Eridanus is depicted in ancient sky charts as a flowing river, starting from Orion and flowing in a meandering fashion past Cetus and Fornax and into the southern hemispheric stars. Johann Bayer's Uranometria depicts the river constellation as a flowing river.

==History and mythology==
According to one theory, the Greek constellation takes its name from the Babylonian constellation known as the Star of Eridu (MUL.NUN.KI). Eridu was an ancient city in the extreme south of Babylonia; situated in the marshy regions it was held sacred to the god Enki-Ea who ruled the cosmic domain of the Abyss—a mythical conception of the fresh-water reservoir below the Earth's surface.

Eridanus is connected to the myth of Phaethon, who took over the reins of his father Helios' sky chariot (i.e., the Sun), but did not have the strength to control it and so veered wildly in different directions, scorching both Earth and heaven. Zeus intervened by striking Phaethon dead with a thunderbolt and casting him to Earth. The constellation was supposed to be the path Phaethon drove along; in later times, it was considered a path of souls. Since Eridanos was also a Greek name for the Po (Latin Padus), in which the burning body of Phaethon is said by Ovid to have extinguished, the mythic geography of the celestial and earthly Eridanus is complex.

Another association with Eridanus is a series of rivers all around the world. First conflated with the Nile River in Egypt, the constellation was also identified with the Po River in Italy. The stars of the modern constellation Fornax were formerly a part of Eridanus.

==Equivalents==

The stars that correspond to Eridanus are also depicted as a river in Indian astronomy starting close to the head of Orion just below Auriga.
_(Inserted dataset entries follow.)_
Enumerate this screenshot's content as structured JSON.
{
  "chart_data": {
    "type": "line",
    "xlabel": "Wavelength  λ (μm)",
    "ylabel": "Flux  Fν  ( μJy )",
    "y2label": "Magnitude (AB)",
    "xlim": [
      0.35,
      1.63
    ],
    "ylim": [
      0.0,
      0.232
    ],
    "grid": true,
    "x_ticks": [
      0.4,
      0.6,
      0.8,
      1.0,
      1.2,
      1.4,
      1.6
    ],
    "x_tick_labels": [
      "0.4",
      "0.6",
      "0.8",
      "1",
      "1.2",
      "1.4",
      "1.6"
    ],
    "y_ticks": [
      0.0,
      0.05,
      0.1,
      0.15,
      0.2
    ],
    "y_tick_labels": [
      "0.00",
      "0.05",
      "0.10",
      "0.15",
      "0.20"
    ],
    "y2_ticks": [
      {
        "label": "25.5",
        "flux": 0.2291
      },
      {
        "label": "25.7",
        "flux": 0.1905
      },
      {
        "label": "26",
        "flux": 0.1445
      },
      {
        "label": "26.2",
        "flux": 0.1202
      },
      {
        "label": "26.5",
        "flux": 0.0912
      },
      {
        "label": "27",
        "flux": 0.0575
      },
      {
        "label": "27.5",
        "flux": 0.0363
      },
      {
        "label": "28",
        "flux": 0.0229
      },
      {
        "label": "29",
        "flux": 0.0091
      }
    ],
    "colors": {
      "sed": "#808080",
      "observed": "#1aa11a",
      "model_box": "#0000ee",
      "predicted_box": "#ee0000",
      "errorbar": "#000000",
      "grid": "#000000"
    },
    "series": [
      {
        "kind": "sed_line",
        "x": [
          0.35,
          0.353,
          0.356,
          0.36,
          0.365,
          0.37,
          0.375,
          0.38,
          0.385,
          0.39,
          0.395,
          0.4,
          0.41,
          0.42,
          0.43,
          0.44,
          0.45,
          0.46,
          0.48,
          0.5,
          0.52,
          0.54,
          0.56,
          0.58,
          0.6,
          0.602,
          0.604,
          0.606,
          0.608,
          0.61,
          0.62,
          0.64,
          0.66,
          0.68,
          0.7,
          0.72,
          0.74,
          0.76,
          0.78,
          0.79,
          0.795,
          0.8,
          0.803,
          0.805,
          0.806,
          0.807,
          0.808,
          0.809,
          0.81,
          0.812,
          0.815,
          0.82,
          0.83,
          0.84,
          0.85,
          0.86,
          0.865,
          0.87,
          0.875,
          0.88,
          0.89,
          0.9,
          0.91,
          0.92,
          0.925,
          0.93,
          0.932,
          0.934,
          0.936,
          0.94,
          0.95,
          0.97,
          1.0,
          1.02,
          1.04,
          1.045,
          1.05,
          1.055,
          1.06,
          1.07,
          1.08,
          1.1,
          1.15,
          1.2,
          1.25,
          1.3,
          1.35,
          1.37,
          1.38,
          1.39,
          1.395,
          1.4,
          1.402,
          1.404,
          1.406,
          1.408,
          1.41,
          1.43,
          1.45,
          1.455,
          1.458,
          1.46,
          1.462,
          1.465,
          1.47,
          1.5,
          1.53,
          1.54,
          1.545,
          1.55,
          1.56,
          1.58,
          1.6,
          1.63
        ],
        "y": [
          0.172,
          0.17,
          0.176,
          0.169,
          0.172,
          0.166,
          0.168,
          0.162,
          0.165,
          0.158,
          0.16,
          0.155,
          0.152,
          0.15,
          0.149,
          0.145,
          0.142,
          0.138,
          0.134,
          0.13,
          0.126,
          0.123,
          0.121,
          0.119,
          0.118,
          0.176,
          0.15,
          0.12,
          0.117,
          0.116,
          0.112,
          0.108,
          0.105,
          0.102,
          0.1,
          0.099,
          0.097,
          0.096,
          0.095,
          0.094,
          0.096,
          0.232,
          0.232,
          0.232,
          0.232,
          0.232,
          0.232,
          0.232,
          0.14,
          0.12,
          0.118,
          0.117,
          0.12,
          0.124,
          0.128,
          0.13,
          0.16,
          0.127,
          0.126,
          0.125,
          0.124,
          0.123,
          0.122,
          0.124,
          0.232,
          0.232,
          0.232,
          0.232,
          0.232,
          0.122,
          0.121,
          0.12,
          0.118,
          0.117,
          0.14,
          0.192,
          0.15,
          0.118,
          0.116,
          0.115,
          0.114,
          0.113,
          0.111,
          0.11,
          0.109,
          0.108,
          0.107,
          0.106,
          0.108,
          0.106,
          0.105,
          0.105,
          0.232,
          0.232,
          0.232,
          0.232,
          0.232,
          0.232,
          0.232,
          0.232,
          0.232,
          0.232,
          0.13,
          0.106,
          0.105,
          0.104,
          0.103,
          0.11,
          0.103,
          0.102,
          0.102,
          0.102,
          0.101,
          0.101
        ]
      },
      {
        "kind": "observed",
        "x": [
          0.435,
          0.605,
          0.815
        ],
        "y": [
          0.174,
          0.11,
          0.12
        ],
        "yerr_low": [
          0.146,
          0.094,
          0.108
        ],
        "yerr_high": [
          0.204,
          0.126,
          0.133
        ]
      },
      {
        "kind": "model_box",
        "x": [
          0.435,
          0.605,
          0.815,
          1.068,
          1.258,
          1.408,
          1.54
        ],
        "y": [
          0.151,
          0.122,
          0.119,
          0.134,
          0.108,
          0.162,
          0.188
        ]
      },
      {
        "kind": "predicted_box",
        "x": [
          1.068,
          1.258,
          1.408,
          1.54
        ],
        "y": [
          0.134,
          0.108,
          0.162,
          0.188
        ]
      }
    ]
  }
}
Eridanus is called Srotaswini in Sanskrit, srótas meaning the course of a river or stream. Specifically, it is depicted as the Ganges on the head of Dakshinamoorthy or Nataraja, a Hindu incarnation of Shiva. Dakshinamoorthy himself is represented by the constellation Orion.

The stars that correspond to Eridanus cannot be fully seen from China. In Chinese astronomy, the northern part is located within the White Tiger of the West (西方白虎, Xī Fāng Bái Hǔ). The unseen southern part was classified among the Southern Asterisms (近南極星區, Jìnnánjíxīngqū) by Xu Guangqi, based on knowledge of western star charts.

==Namesakes==
- USS Eridanus (AK-92) was a United States Navy Crater-class cargo ship named after the constellation.
- was a French cargo liner named after the constellation.